Some good news - rare good news - from the U.S. stock market late today as reports and rumors seem to point to a new U.S. government agency to assume and/or manage bad debts for financial services companies.
The new agency, similar to the Resolution Trust Corp of the early 1980's, which was used to minimize the damage done by the savings & loan scandals of the time, would indeed be welcome news to investors and to big banks and lending firms. By accepting the bad debts incurred by financial firms, a new RTC-like agency would open up the credit market and get money flowing again.
That's why the market is up 400 points as of 3 PM today (Thursday).
That, however, is the good news. For tech stocks, it's all downhill from there, with shares of Dell sliding 11%, a seven-year low, on tepid demand for IT products by businesses.

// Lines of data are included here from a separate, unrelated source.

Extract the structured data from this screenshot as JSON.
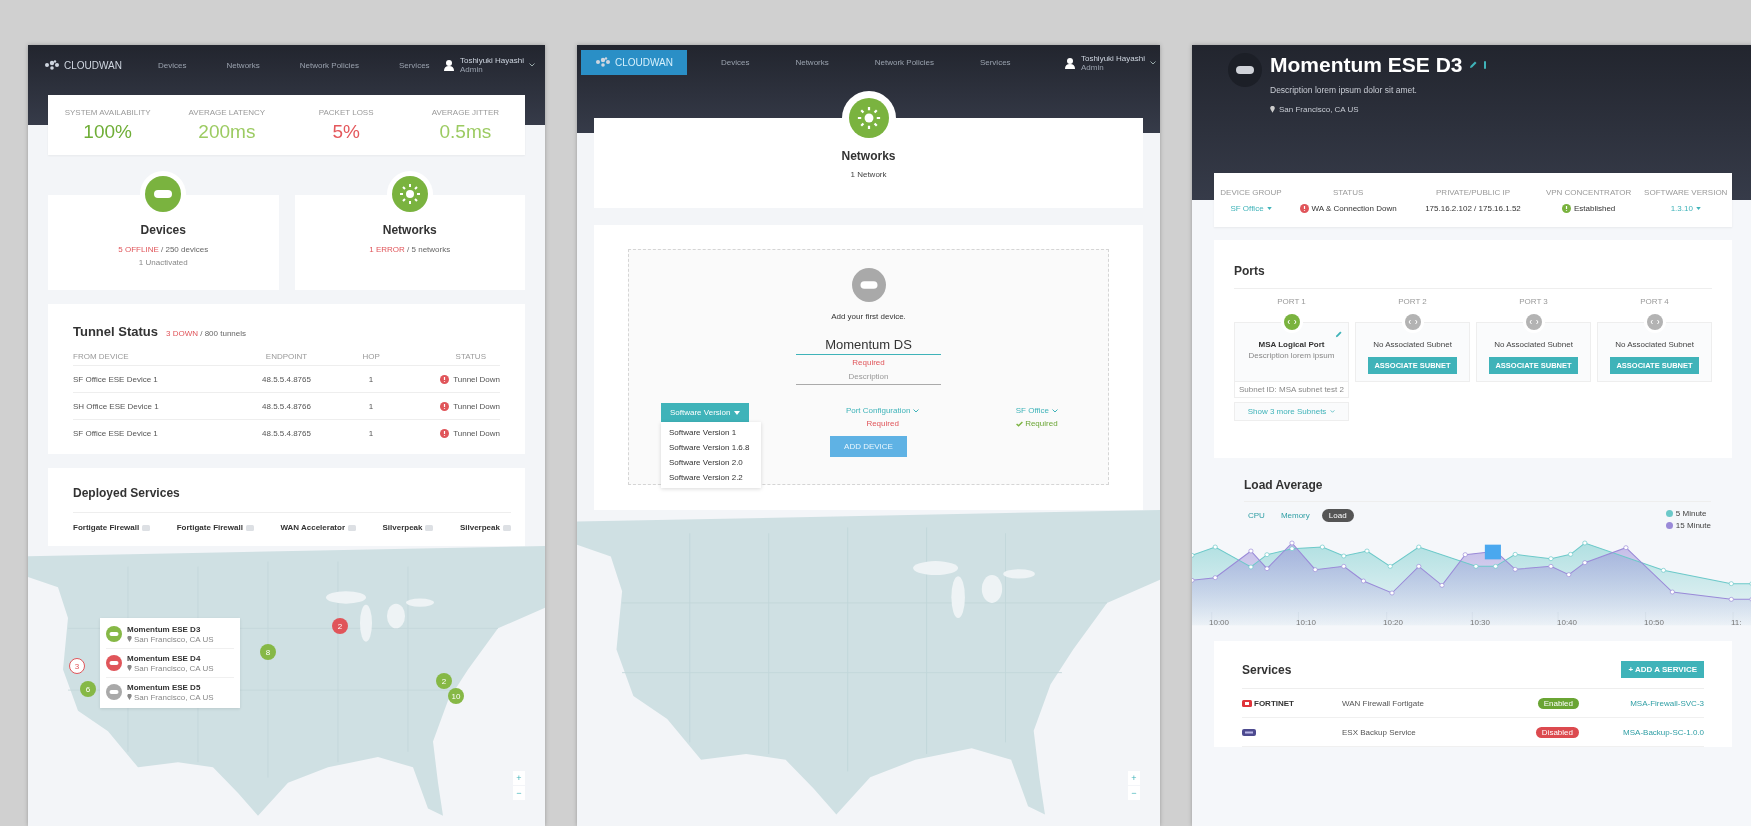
{
  "dashboard": {
    "nav": {
      "logo": "CLOUDWAN",
      "logo_highlighted": false,
      "items": [
        "Devices",
        "Networks",
        "Network Policies",
        "Services"
      ],
      "user_name": "Toshiyuki Hayashi",
      "user_role": "Admin"
    },
    "stats": [
      {
        "label": "SYSTEM AVAILABILITY",
        "value": "100%",
        "color": "#6fae37"
      },
      {
        "label": "AVERAGE LATENCY",
        "value": "200ms",
        "color": "#9ccb62"
      },
      {
        "label": "PACKET LOSS",
        "value": "5%",
        "color": "#e4585c"
      },
      {
        "label": "AVERAGE JITTER",
        "value": "0.5ms",
        "color": "#9ccb62"
      }
    ],
    "summary_cards": [
      {
        "kind": "devices",
        "title": "Devices",
        "alert": "5 OFFLINE",
        "total": "/ 250 devices",
        "note": "1 Unactivated"
      },
      {
        "kind": "networks",
        "title": "Networks",
        "alert": "1 ERROR",
        "total": "/ 5 networks"
      }
    ],
    "tunnel_status": {
      "title": "Tunnel Status",
      "alert": "3 DOWN",
      "total": "/ 800 tunnels",
      "columns": [
        "FROM DEVICE",
        "ENDPOINT",
        "HOP",
        "STATUS"
      ],
      "rows": [
        {
          "device": "SF Office ESE Device 1",
          "endpoint": "48.5.5.4.8765",
          "hop": "1",
          "status": "Tunnel Down"
        },
        {
          "device": "SH Office ESE Device 1",
          "endpoint": "48.5.5.4.8766",
          "hop": "1",
          "status": "Tunnel Down"
        },
        {
          "device": "SF Office ESE Device 1",
          "endpoint": "48.5.5.4.8765",
          "hop": "1",
          "status": "Tunnel Down"
        }
      ]
    },
    "deployed_services": {
      "title": "Deployed Services",
      "items": [
        "Fortigate Firewall",
        "Fortigate Firewall",
        "WAN Accelerator",
        "Silverpeak",
        "Silverpeak"
      ]
    },
    "map": {
      "markers": [
        {
          "label": "3",
          "color": "#e0555a",
          "selected": true
        },
        {
          "label": "6",
          "color": "#86b846",
          "selected": false
        },
        {
          "label": "8",
          "color": "#86b846",
          "selected": false
        },
        {
          "label": "2",
          "color": "#e0555a",
          "selected": false
        },
        {
          "label": "2",
          "color": "#86b846",
          "selected": false
        },
        {
          "label": "10",
          "color": "#86b846",
          "selected": false
        }
      ],
      "popup": [
        {
          "name": "Momentum ESE D3",
          "location": "San Francisco, CA US",
          "color": "#86b846"
        },
        {
          "name": "Momentum ESE D4",
          "location": "San Francisco, CA US",
          "color": "#e0555a"
        },
        {
          "name": "Momentum ESE D5",
          "location": "San Francisco, CA US",
          "color": "#a9a9a9"
        }
      ],
      "zoom_in": "+",
      "zoom_out": "−"
    }
  },
  "network_page": {
    "nav": {
      "logo": "CLOUDWAN",
      "logo_highlighted": true,
      "items": [
        "Devices",
        "Networks",
        "Network Policies",
        "Services"
      ],
      "user_name": "Toshiyuki Hayashi",
      "user_role": "Admin"
    },
    "header": {
      "title": "Networks",
      "subtitle": "1 Network"
    },
    "add_device": {
      "prompt": "Add your first device.",
      "name_value": "Momentum DS",
      "name_error": "Required",
      "description_placeholder": "Description",
      "software_version": {
        "label": "Software Version",
        "expanded": true,
        "options": [
          "Software Version 1",
          "Software Version 1.6.8",
          "Software Version 2.0",
          "Software Version 2.2"
        ]
      },
      "port_configuration": {
        "label": "Port Configuration",
        "validation": "Required",
        "valid": false
      },
      "group": {
        "label": "SF Office",
        "validation": "Required",
        "valid": true
      },
      "button": {
        "label": "ADD DEVICE",
        "disabled": true
      }
    },
    "map": {
      "zoom_in": "+",
      "zoom_out": "−"
    }
  },
  "device_page": {
    "title": "Momentum ESE D3",
    "description": "Description lorem ipsum dolor sit amet.",
    "location": "San Francisco, CA US",
    "details": [
      {
        "label": "DEVICE GROUP",
        "value": "SF Office",
        "kind": "dropdown"
      },
      {
        "label": "STATUS",
        "value": "WA & Connection Down",
        "kind": "status",
        "color": "#e0555a"
      },
      {
        "label": "PRIVATE/PUBLIC IP",
        "value": "175.16.2.102 / 175.16.1.52",
        "kind": "text"
      },
      {
        "label": "VPN CONCENTRATOR",
        "value": "Established",
        "kind": "status",
        "color": "#7ab33f"
      },
      {
        "label": "SOFTWARE VERSION",
        "value": "1.3.10",
        "kind": "dropdown"
      }
    ],
    "ports": {
      "title": "Ports",
      "items": [
        {
          "label": "PORT 1",
          "kind": "assigned",
          "active": true,
          "name": "MSA Logical Port",
          "description": "Description lorem ipsum",
          "subnet": "Subnet ID: MSA subnet test 2",
          "more": "Show 3 more Subnets"
        },
        {
          "label": "PORT 2",
          "kind": "empty",
          "active": false,
          "message": "No Associated Subnet",
          "action": "ASSOCIATE SUBNET"
        },
        {
          "label": "PORT 3",
          "kind": "empty",
          "active": false,
          "message": "No Associated Subnet",
          "action": "ASSOCIATE SUBNET"
        },
        {
          "label": "PORT 4",
          "kind": "empty",
          "active": false,
          "message": "No Associated Subnet",
          "action": "ASSOCIATE SUBNET"
        }
      ]
    },
    "load_average": {
      "title": "Load Average",
      "tabs": [
        {
          "label": "CPU",
          "selected": false
        },
        {
          "label": "Memory",
          "selected": false
        },
        {
          "label": "Load",
          "selected": true
        }
      ],
      "legend": [
        {
          "label": "5 Minute",
          "color": "#6cc9c9"
        },
        {
          "label": "15 Minute",
          "color": "#9a8ad8"
        }
      ],
      "time_labels": [
        "10:00",
        "10:10",
        "10:20",
        "10:30",
        "10:40",
        "10:50",
        "11:"
      ]
    },
    "services": {
      "title": "Services",
      "add_button": "+ ADD A SERVICE",
      "rows": [
        {
          "kind": "fortinet",
          "vendor": "FORTINET",
          "name": "WAN Firewall Fortigate",
          "status": "Enabled",
          "enabled": true,
          "link": "MSA-Firewall-SVC-3"
        },
        {
          "kind": "emc",
          "name": "ESX Backup Service",
          "status": "Disabled",
          "enabled": false,
          "link": "MSA-Backup-SC-1.0.0"
        }
      ]
    }
  }
}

The company came out with a statement today reiterating its point that tech spending is weak and that it is now negatively impacting sales.
Dell is hardly alone in airing this sentiment. Forrester Research has come out with new research stating that, for 2009, technology spending estimates have dropped from plus-9.4% to plus-6.1%. The good news there is that Forrester raised its second-half tech spending rate from 3.4% to 5.4%. I suspect that's only because technology companies have to reduce inventories of store-up products to sell to consumers.

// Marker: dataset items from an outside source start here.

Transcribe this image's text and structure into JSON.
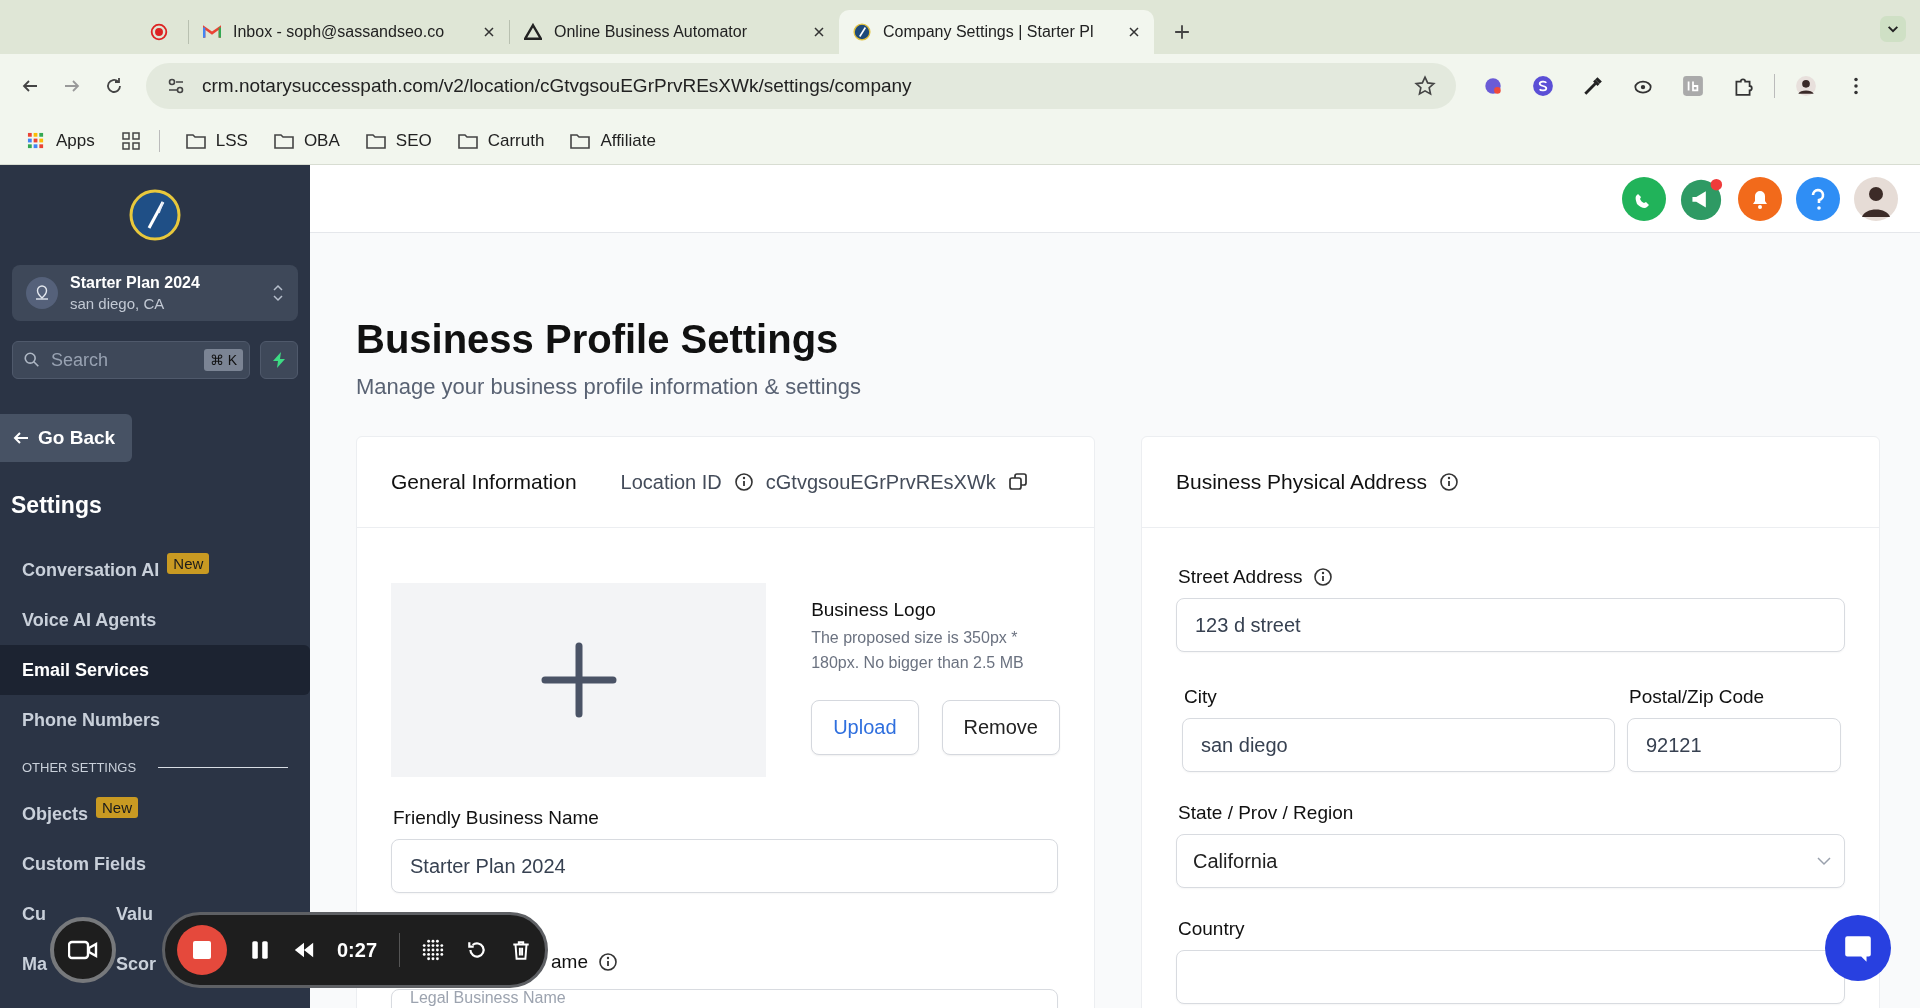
{
  "browser": {
    "tabs": [
      {
        "kind": "record",
        "selected": false
      },
      {
        "kind": "mail",
        "title": "Inbox - soph@sassandseo.co",
        "selected": false
      },
      {
        "kind": "triangle",
        "title": "Online Business Automator",
        "selected": false
      },
      {
        "kind": "compass",
        "title": "Company Settings | Starter Pl",
        "selected": true
      }
    ],
    "url": "crm.notarysuccesspath.com/v2/location/cGtvgsouEGrPrvREsXWk/settings/company",
    "bookmarks": [
      {
        "kind": "apps",
        "label": "Apps"
      },
      {
        "kind": "grid"
      },
      {
        "kind": "folder",
        "label": "LSS"
      },
      {
        "kind": "folder",
        "label": "OBA"
      },
      {
        "kind": "folder",
        "label": "SEO"
      },
      {
        "kind": "folder",
        "label": "Carruth"
      },
      {
        "kind": "folder",
        "label": "Affiliate"
      }
    ]
  },
  "sidebar": {
    "account": {
      "name": "Starter Plan 2024",
      "location": "san diego, CA"
    },
    "search": {
      "placeholder": "Search",
      "shortcut": "⌘ K"
    },
    "back": "Go Back",
    "heading": "Settings",
    "items": [
      {
        "kind": "link",
        "label": "Conversation AI",
        "badge": "New",
        "selected": false
      },
      {
        "kind": "link",
        "label": "Voice AI Agents",
        "selected": false
      },
      {
        "kind": "link",
        "label": "Email Services",
        "selected": true
      },
      {
        "kind": "link",
        "label": "Phone Numbers",
        "selected": false
      },
      {
        "kind": "section",
        "label": "OTHER SETTINGS"
      },
      {
        "kind": "link",
        "label": "Objects",
        "badge": "New",
        "selected": false
      },
      {
        "kind": "link",
        "label": "Custom Fields",
        "selected": false
      },
      {
        "kind": "covered",
        "parts": [
          "Cu",
          "Valu"
        ],
        "selected": false
      },
      {
        "kind": "covered",
        "parts": [
          "Ma",
          "Scor"
        ],
        "selected": false
      }
    ]
  },
  "header": {
    "notification_dot": true
  },
  "page": {
    "title": "Business Profile Settings",
    "subtitle": "Manage your business profile information & settings",
    "general": {
      "title": "General Information",
      "location_label": "Location ID",
      "location_id": "cGtvgsouEGrPrvREsXWk",
      "logo_title": "Business Logo",
      "logo_hint": "The proposed size is 350px * 180px. No bigger than 2.5 MB",
      "buttons": [
        {
          "kind": "primary",
          "label": "Upload"
        },
        {
          "kind": "plain",
          "label": "Remove"
        }
      ],
      "fields": [
        {
          "kind": "text",
          "label": "Friendly Business Name",
          "value": "Starter Plan 2024"
        },
        {
          "kind": "covered",
          "label": "ame",
          "placeholder": "Legal Business Name",
          "info": true
        }
      ]
    },
    "address": {
      "title": "Business Physical Address",
      "rows": [
        [
          {
            "kind": "text",
            "label": "Street Address",
            "info": true,
            "value": "123 d street"
          }
        ],
        [
          {
            "kind": "text",
            "label": "City",
            "value": "san diego"
          },
          {
            "kind": "text",
            "label": "Postal/Zip Code",
            "value": "92121"
          }
        ],
        [
          {
            "kind": "select",
            "label": "State / Prov / Region",
            "value": "California"
          }
        ],
        [
          {
            "kind": "text",
            "label": "Country"
          }
        ]
      ]
    }
  },
  "recorder": {
    "time": "0:27"
  }
}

So while a decline in tech spending may help cash-strapped consumers buy good computers on the cheap this Christmas, it's not going to help technology companies much. The computers that will clear store shelves this holiday will be inventory-droppers, reduced by 50% or more just to get them off the books. But they won't be much help in boosting bottom-line revenues later this year.
It's been a hell of a week on Wall Street. Just remember that at least half the carnage is due to panic and rumors. Your best remedy is to wait it out and don't do anything rash. Sooner or later, this virus will pass, and stocks - especially tech stocks - will rise again.